Welcome to a 90-cent dollar.
The Canadian dollar plumbed new depths today, hitting a low of 89.5 cents U.S. and later regaining some ground to sit just above the 90-cent mark.
That followed the Bank of Canada rate announcement and monetary policy report yesterday, which further crushed an already fast-sinking currency with the suggestion that interest rates aren't going anywhere at any time soon because of the focus on stubbornly low inflation. Indeed, the door was left open to a rate cut.
Today, the erosion was helped along by a weak economic reading from China.
Coupled with the inflation concern was a line in the report that warned the currency “remains strong and will continue to pose competitiveness challenges for Canada’s non-commodity exports” even with its stunning loss over the past year.
“Until today, the Bank of Canada had been careful not to openly talk down the loonie,” chief economist Douglas Porter of BMO Nesbitt Burns said late yesterday in a research note titled “BoC declares open season on loonie.”
“They effectively gave sellers the green light in today’s monetary policy report by stating that even with the big drop in recent weeks, it remained high and would still ‘pose a competitiveness challenge for Canada’s non-commodity exports,'” he added.
“As if on cue, the currency promptly fell another 1 per cent on Wednesday.”
This all has to do with the central bank’s “bias,” or what it’s thinking about future moves in interest rates.
Given the obsession with disinflation, or declining inflation, some observers have suggested that Governor Stephen Poloz and his colleagues at the central bank may be leaning toward cutting their benchmark rate from its current 1 per cent.
Most, however, don’t see that happening, though they also don’t believe Mr.
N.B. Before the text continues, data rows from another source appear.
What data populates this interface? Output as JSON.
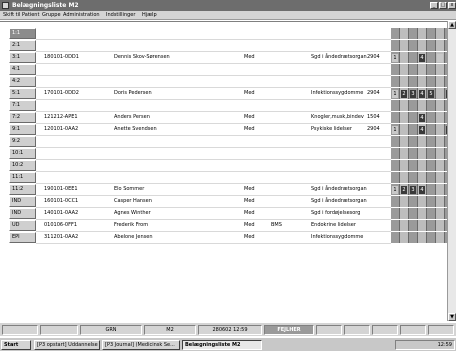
{
  "window": {
    "title": "Belægningsliste M2"
  },
  "menu": [
    "Skift til",
    "Patient",
    "Gruppe",
    "Administration",
    "Indstillinger",
    "Hjælp"
  ],
  "rows": [
    {
      "bed": "1:1",
      "cpr": "",
      "name": "",
      "sex": "",
      "x": "",
      "diag": "",
      "time": "",
      "marks": []
    },
    {
      "bed": "2:1",
      "cpr": "",
      "name": "",
      "sex": "",
      "x": "",
      "diag": "",
      "time": "",
      "marks": []
    },
    {
      "bed": "3:1",
      "cpr": "180101-0DD1",
      "name": "Dennis Skov-Sørensen",
      "sex": "Med",
      "x": "",
      "diag": "Sgd i åndedrætsorgan",
      "time": "2904",
      "marks": [
        {
          "c": 0,
          "t": "1",
          "light": true
        },
        {
          "c": 3,
          "t": "4"
        },
        {
          "c": 5,
          "t": "",
          "light": true
        }
      ]
    },
    {
      "bed": "4:1",
      "cpr": "",
      "name": "",
      "sex": "",
      "x": "",
      "diag": "",
      "time": "",
      "marks": []
    },
    {
      "bed": "4:2",
      "cpr": "",
      "name": "",
      "sex": "",
      "x": "",
      "diag": "",
      "time": "",
      "marks": []
    },
    {
      "bed": "5:1",
      "cpr": "170101-0DD2",
      "name": "Doris Pedersen",
      "sex": "Med",
      "x": "",
      "diag": "Infektionssygdomme",
      "time": "2904",
      "marks": [
        {
          "c": 0,
          "t": "1",
          "light": true
        },
        {
          "c": 1,
          "t": "2"
        },
        {
          "c": 2,
          "t": "3"
        },
        {
          "c": 3,
          "t": "4"
        },
        {
          "c": 4,
          "t": "5"
        },
        {
          "c": 6,
          "t": "7"
        }
      ]
    },
    {
      "bed": "7:1",
      "cpr": "",
      "name": "",
      "sex": "",
      "x": "",
      "diag": "",
      "time": "",
      "marks": []
    },
    {
      "bed": "7:2",
      "cpr": "121212-APE1",
      "name": "Anders Persen",
      "sex": "Med",
      "x": "",
      "diag": "Knogler,musk,bindev",
      "time": "1504",
      "marks": [
        {
          "c": 3,
          "t": "4"
        }
      ]
    },
    {
      "bed": "9:1",
      "cpr": "120101-0AA2",
      "name": "Anette Svendsen",
      "sex": "Med",
      "x": "",
      "diag": "Psykiske lidelser",
      "time": "2904",
      "marks": [
        {
          "c": 0,
          "t": "1",
          "light": true
        },
        {
          "c": 3,
          "t": "4"
        },
        {
          "c": 6,
          "t": "7"
        }
      ]
    },
    {
      "bed": "9:2",
      "cpr": "",
      "name": "",
      "sex": "",
      "x": "",
      "diag": "",
      "time": "",
      "marks": []
    },
    {
      "bed": "10:1",
      "cpr": "",
      "name": "",
      "sex": "",
      "x": "",
      "diag": "",
      "time": "",
      "marks": []
    },
    {
      "bed": "10:2",
      "cpr": "",
      "name": "",
      "sex": "",
      "x": "",
      "diag": "",
      "time": "",
      "marks": []
    },
    {
      "bed": "11:1",
      "cpr": "",
      "name": "",
      "sex": "",
      "x": "",
      "diag": "",
      "time": "",
      "marks": []
    },
    {
      "bed": "11:2",
      "cpr": "190101-0EE1",
      "name": "Elo Sommer",
      "sex": "Med",
      "x": "",
      "diag": "Sgd i åndedrætsorgan",
      "time": "",
      "marks": [
        {
          "c": 0,
          "t": "1",
          "light": true
        },
        {
          "c": 1,
          "t": "2"
        },
        {
          "c": 2,
          "t": "3"
        },
        {
          "c": 3,
          "t": "4"
        }
      ]
    },
    {
      "bed": "IND",
      "cpr": "160101-0CC1",
      "name": "Casper Hansen",
      "sex": "Med",
      "x": "",
      "diag": "Sgd i åndedrætsorgan",
      "time": "",
      "marks": []
    },
    {
      "bed": "IND",
      "cpr": "140101-0AA2",
      "name": "Agnes Winther",
      "sex": "Med",
      "x": "",
      "diag": "Sgd i fordøjelsesorg",
      "time": "",
      "marks": []
    },
    {
      "bed": "UD",
      "cpr": "010106-0FF1",
      "name": "Frederik From",
      "sex": "Med",
      "x": "BMS",
      "diag": "Endokrine lidelser",
      "time": "",
      "marks": []
    },
    {
      "bed": "EPI",
      "cpr": "311201-0AA2",
      "name": "Abelone Jensen",
      "sex": "Med",
      "x": "",
      "diag": "Infektionssygdomme",
      "time": "",
      "marks": []
    }
  ],
  "status": {
    "unit": "GRN",
    "ward": "M2",
    "datetime": "280602 12:59",
    "alert": "FEJLHER"
  },
  "taskbar": {
    "start": "Start",
    "tasks": [
      "[P3 opstart] Uddannelse",
      "[P3 Journal] (Medicinsk Se...",
      "Belægningsliste M2"
    ],
    "clock": "12:59"
  }
}
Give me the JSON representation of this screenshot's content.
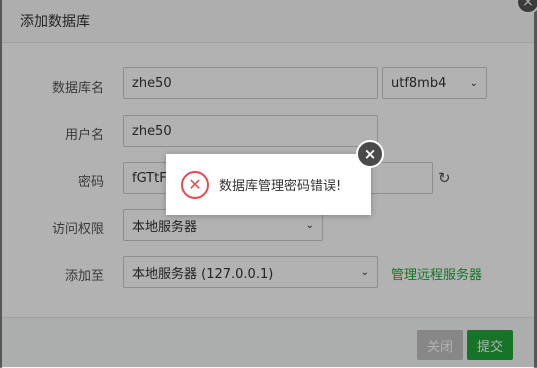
{
  "dialog": {
    "title": "添加数据库"
  },
  "form": {
    "db_name_label": "数据库名",
    "db_name_value": "zhe50",
    "charset_value": "utf8mb4",
    "user_label": "用户名",
    "user_value": "zhe50",
    "password_label": "密码",
    "password_value": "fGTtFi",
    "access_label": "访问权限",
    "access_value": "本地服务器",
    "add_to_label": "添加至",
    "add_to_value": "本地服务器 (127.0.0.1)",
    "manage_remote_link": "管理远程服务器"
  },
  "footer": {
    "close_label": "关闭",
    "submit_label": "提交"
  },
  "alert": {
    "message": "数据库管理密码错误!",
    "icon": "error-x-icon",
    "color": "#e64a4a"
  },
  "icons": {
    "close": "×",
    "chevron": "⌄",
    "refresh": "↻",
    "error": "✕"
  },
  "colors": {
    "accent": "#20a53a",
    "disabled": "#c2c2c2"
  }
}
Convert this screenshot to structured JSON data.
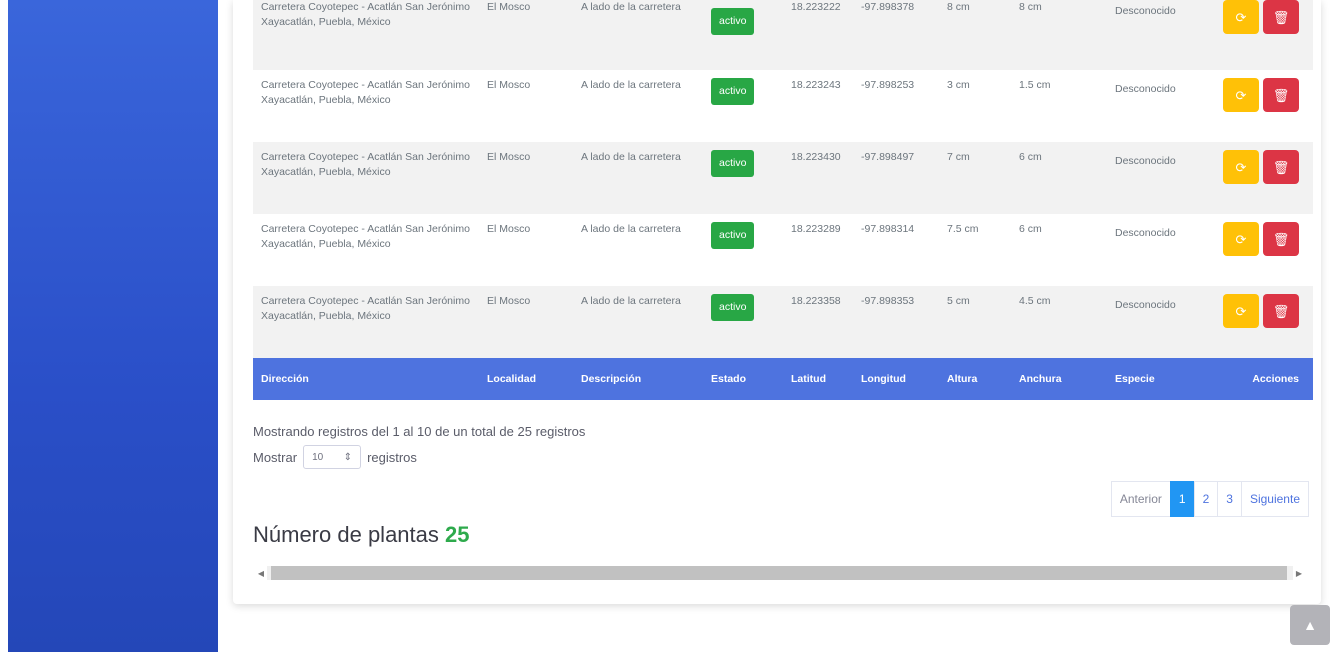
{
  "table": {
    "rows": [
      {
        "direccion": "Carretera Coyotepec - Acatlán San Jerónimo Xayacatlán, Puebla, México",
        "localidad": "El Mosco",
        "descripcion": "A lado de la carretera",
        "estado": "activo",
        "latitud": "18.223222",
        "longitud": "-97.898378",
        "altura": "8 cm",
        "anchura": "8 cm",
        "especie": "Desconocido"
      },
      {
        "direccion": "Carretera Coyotepec - Acatlán San Jerónimo Xayacatlán, Puebla, México",
        "localidad": "El Mosco",
        "descripcion": "A lado de la carretera",
        "estado": "activo",
        "latitud": "18.223243",
        "longitud": "-97.898253",
        "altura": "3 cm",
        "anchura": "1.5 cm",
        "especie": "Desconocido"
      },
      {
        "direccion": "Carretera Coyotepec - Acatlán San Jerónimo Xayacatlán, Puebla, México",
        "localidad": "El Mosco",
        "descripcion": "A lado de la carretera",
        "estado": "activo",
        "latitud": "18.223430",
        "longitud": "-97.898497",
        "altura": "7 cm",
        "anchura": "6 cm",
        "especie": "Desconocido"
      },
      {
        "direccion": "Carretera Coyotepec - Acatlán San Jerónimo Xayacatlán, Puebla, México",
        "localidad": "El Mosco",
        "descripcion": "A lado de la carretera",
        "estado": "activo",
        "latitud": "18.223289",
        "longitud": "-97.898314",
        "altura": "7.5 cm",
        "anchura": "6 cm",
        "especie": "Desconocido"
      },
      {
        "direccion": "Carretera Coyotepec - Acatlán San Jerónimo Xayacatlán, Puebla, México",
        "localidad": "El Mosco",
        "descripcion": "A lado de la carretera",
        "estado": "activo",
        "latitud": "18.223358",
        "longitud": "-97.898353",
        "altura": "5 cm",
        "anchura": "4.5 cm",
        "especie": "Desconocido"
      }
    ],
    "headers": [
      "Dirección",
      "Localidad",
      "Descripción",
      "Estado",
      "Latitud",
      "Longitud",
      "Altura",
      "Anchura",
      "Especie",
      "Acciones"
    ],
    "edit_icon": "refresh-icon",
    "delete_icon": "trash-icon"
  },
  "info": "Mostrando registros del 1 al 10 de un total de 25 registros",
  "length": {
    "before": "Mostrar",
    "value": "10",
    "after": "registros"
  },
  "pagination": {
    "prev": "Anterior",
    "pages": [
      "1",
      "2",
      "3"
    ],
    "next": "Siguiente"
  },
  "count": {
    "label": "Número de plantas",
    "value": "25"
  },
  "colors": {
    "sidebar": "#2a4fc8",
    "header": "#4e73df",
    "badge": "#28a745",
    "warn": "#ffc107",
    "danger": "#dc3545",
    "active_page": "#2196f3"
  }
}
Poloz will raise rates at any time soon.
What got the markets going yesterday, said chief currency strategist Camilla Sutton of Bank of Nova Scotia, was a shift by the central bank “a bit toward the dovish side of neutral,” which implies interest rates are on hold for that much longer.
“I think this market just wants to be short CAD,” she added, referring to the currency by its symbol.
Some observers also believe that this is a deliberate move by Canadian policy makers to devalue the currency in a bid to boost the country's exports, as a weaker loonie lowers the cost of Canadian goods in the United States.
The Bank of Canada denies any such thing, but everyone agrees that Mr. Poloz, while not driving down the dollar, is pleased with the outcome.
That issue of a potential interest rate cut is playing through the market.
“I think that by June or July we’ll have a much firmer feel for whether the BoC is in cut mode after spring housing data lands and [inflation] likely drifts lower yet over coming months after a temporary rise this month,” said Derek Holt of Bank of Nova Scotia.
The Bank of Canada targets an annual inflation rate of 2 per cent, and, according to yesterday’s report, it doesn’t see getting back there until early 2016.
“The added wild card is the speed of CAD depreciation,” Mr. Holt said.
“I think the BoC is talking down the currency without the inconveniences of doing so explicitly after having been burned by such attempts in the past, but an uncontrolled plunge in CAD that stokes potential import price pass-through effects into [inflation] would garner more attention than the almost benign neglect toward the issue in yesterday’s BoC statement, MPR and press conference.”
A lower currency, of course, doesn’t just boost exports, but pushes up the cost of imported goods, as well, which is what Mr. Holt was referring to in terms of the ripple effect.
“The message that rang loud and clear is that any underperformance in either the economy or, more notably, inflation could spur a rate cut,” said senior economist Sal Guatieri of BMO Nesbitt Burns.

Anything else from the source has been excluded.